For model training and inference, mitigation strategies include:

Text-masking data augmentation during MLM training, reducing semantic interference in distractor text (Zhao et al., 17 Nov 2025).
Distractor-aware decoding, enforcing dynamic contrastive exclusion of distractor classes at logit-level.
Explicit hallucination-penalizing objectives during fine-tuning.
In low-level visual perception, self-awareness augmentation and preference optimization (SAFEQA + ESA-PO), which train refusal as a valid answer, yielding substantial reductions in low-level hallucination rates (Sun et al., 26 Mar 2025).

In robotics, hallucination networks are trained (e.g., with Huber loss) to synthesize visual features from thermal or depth modalities, with selective fusion used to gate unreliable features and maximize robust pose estimation (Gunasekar et al., 2020, Saputra et al., 2019).

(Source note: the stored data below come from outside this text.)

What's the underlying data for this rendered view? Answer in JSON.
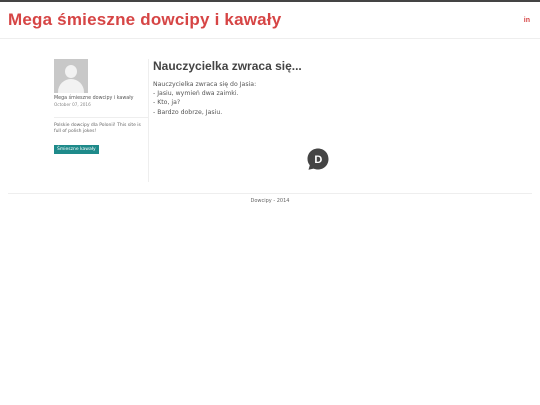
{
  "header": {
    "site_title": "Mega śmieszne dowcipy i kawały",
    "social_linkedin": "in"
  },
  "sidebar": {
    "author_name": "Mega śmieszne dowcipy i kawały",
    "post_date": "October 07, 2016",
    "blurb": "Polskie dowcipy dla Polonii! This site is full of polish jokes!",
    "tag_label": "Śmieszne kawały"
  },
  "post": {
    "title": "Nauczycielka zwraca się...",
    "lines": [
      "Nauczycielka zwraca się do Jasia:",
      "- Jasiu, wymień dwa zaimki.",
      "- Kto, ja?",
      "- Bardzo dobrze, Jasiu."
    ]
  },
  "disqus": {
    "letter": "D",
    "color": "#444444"
  },
  "footer": {
    "text": "Dowcipy - 2014"
  },
  "colors": {
    "brand": "#d64545",
    "tag": "#1e8a8a"
  }
}
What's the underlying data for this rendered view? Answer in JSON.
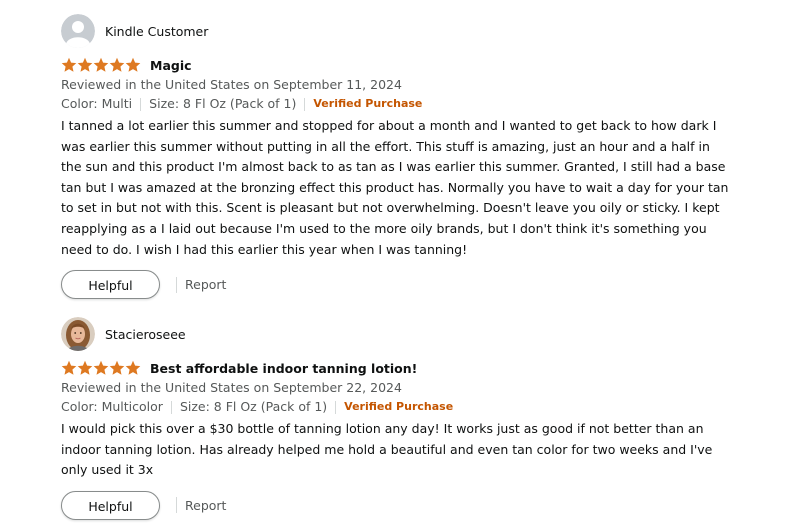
{
  "colors": {
    "star": "#de7921",
    "verified": "#c45500",
    "muted_text": "#565959",
    "main_text": "#0f1111"
  },
  "reviews": [
    {
      "reviewer_name": "Kindle Customer",
      "avatar": "default-person-icon",
      "rating": 5,
      "title": "Magic",
      "reviewed_line": "Reviewed in the United States on September 11, 2024",
      "color": "Color: Multi",
      "size": "Size: 8 Fl Oz (Pack of 1)",
      "verified": "Verified Purchase",
      "body": "I tanned a lot earlier this summer and stopped for about a month and I wanted to get back to how dark I was earlier this summer without putting in all the effort. This stuff is amazing, just an hour and a half in the sun and this product I'm almost back to as tan as I was earlier this summer. Granted, I still had a base tan but I was amazed at the bronzing effect this product has. Normally you have to wait a day for your tan to set in but not with this. Scent is pleasant but not overwhelming. Doesn't leave you oily or sticky. I kept reapplying as a I laid out because I'm used to the more oily brands, but I don't think it's something you need to do. I wish I had this earlier this year when I was tanning!",
      "helpful_label": "Helpful",
      "report_label": "Report"
    },
    {
      "reviewer_name": "Stacieroseee",
      "avatar": "profile-photo",
      "rating": 5,
      "title": "Best affordable indoor tanning lotion!",
      "reviewed_line": "Reviewed in the United States on September 22, 2024",
      "color": "Color: Multicolor",
      "size": "Size: 8 Fl Oz (Pack of 1)",
      "verified": "Verified Purchase",
      "body": "I would pick this over a $30 bottle of tanning lotion any day! It works just as good if not better than an indoor tanning lotion. Has already helped me hold a beautiful and even tan color for two weeks and I've only used it 3x",
      "helpful_label": "Helpful",
      "report_label": "Report"
    }
  ]
}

5. Neural and Computational Mechanisms

The underlying mechanisms of single-modality hallucination are multifold:

In vision-LLMs, spurious feature selection typically results from over-reliance on visually prominent but semantically distracting patches, exacerbated by architectural and pretraining biases (CLIP attentional collapse on text regions, lack of cross-modal grounding) (Wang et al., 3 Aug 2025).
In biological systems, Mexican-hat lateral connectivity in V1 and retino-cortical mapping drive the emergence of canonical pattern “form constants” under certain conditions. Explicit symmetry breaking in input is required for “complementary” hallucinations (e.g., MacKay’s funnel-tunnel phenomena) (Tamekue et al., 2022).
Individual differences in imagery vividness reflect the hierarchical recruitment of visual feedback: early V1 suffices for simple patterns, while top-down integration across fusiform, parahippocampal, and prefrontal networks is required for naturalistic hallucination (Chkhaidze et al., 11 Jul 2025).

6. Limitations, Open Problems, and Future Directions

Current computational models of single-modality visual hallucination remain limited to tightly controlled settings: color naming, low-level perceptual attribute judgment, or RGB synthesis from structured alternatives. Generalization to more unconstrained, out-of-distribution, or adversarially crafted visual distractors is not guaranteed, and existing mitigation (e.g., character masking, penalty loss shaping) can be subverted by sophisticated models capable of implicit infill (Zhao et al., 17 Nov 2025). In the biological domain, extensions to dynamic, multimodal, or contextually embedded hallucinations (e.g., audio–visual) remain unmodeled.

A plausible implication is that future model architectures benefiting from explicit intra-image modality gating, adversarial training on text-within-image distractors, and disentangled representation learning of visual features will exhibit increased robustness to intra-modal hallucinations. Similarly, hybrid “disjudgement” objectives—teaching models to withhold output in regions of knowledge uncertainty—appear empirically effective in narrowing the hallucination boundary (Sun et al., 26 Mar 2025).

7. Broader Implications

Single-modality visual hallucination benchmarks provide essential "unit tests" for elemental perceptual skills (color, shape, texture), and expose core vulnerabilities in both artificial and biological vision systems to intra-modal informational interference. Their study is central for future robust scene understanding, foundational neuroscience, and the deployment of multimodal AI in safety-critical scenarios (Zhao et al., 17 Nov 2025, Tamekue et al., 2022, Chkhaidze et al., 11 Jul 2025).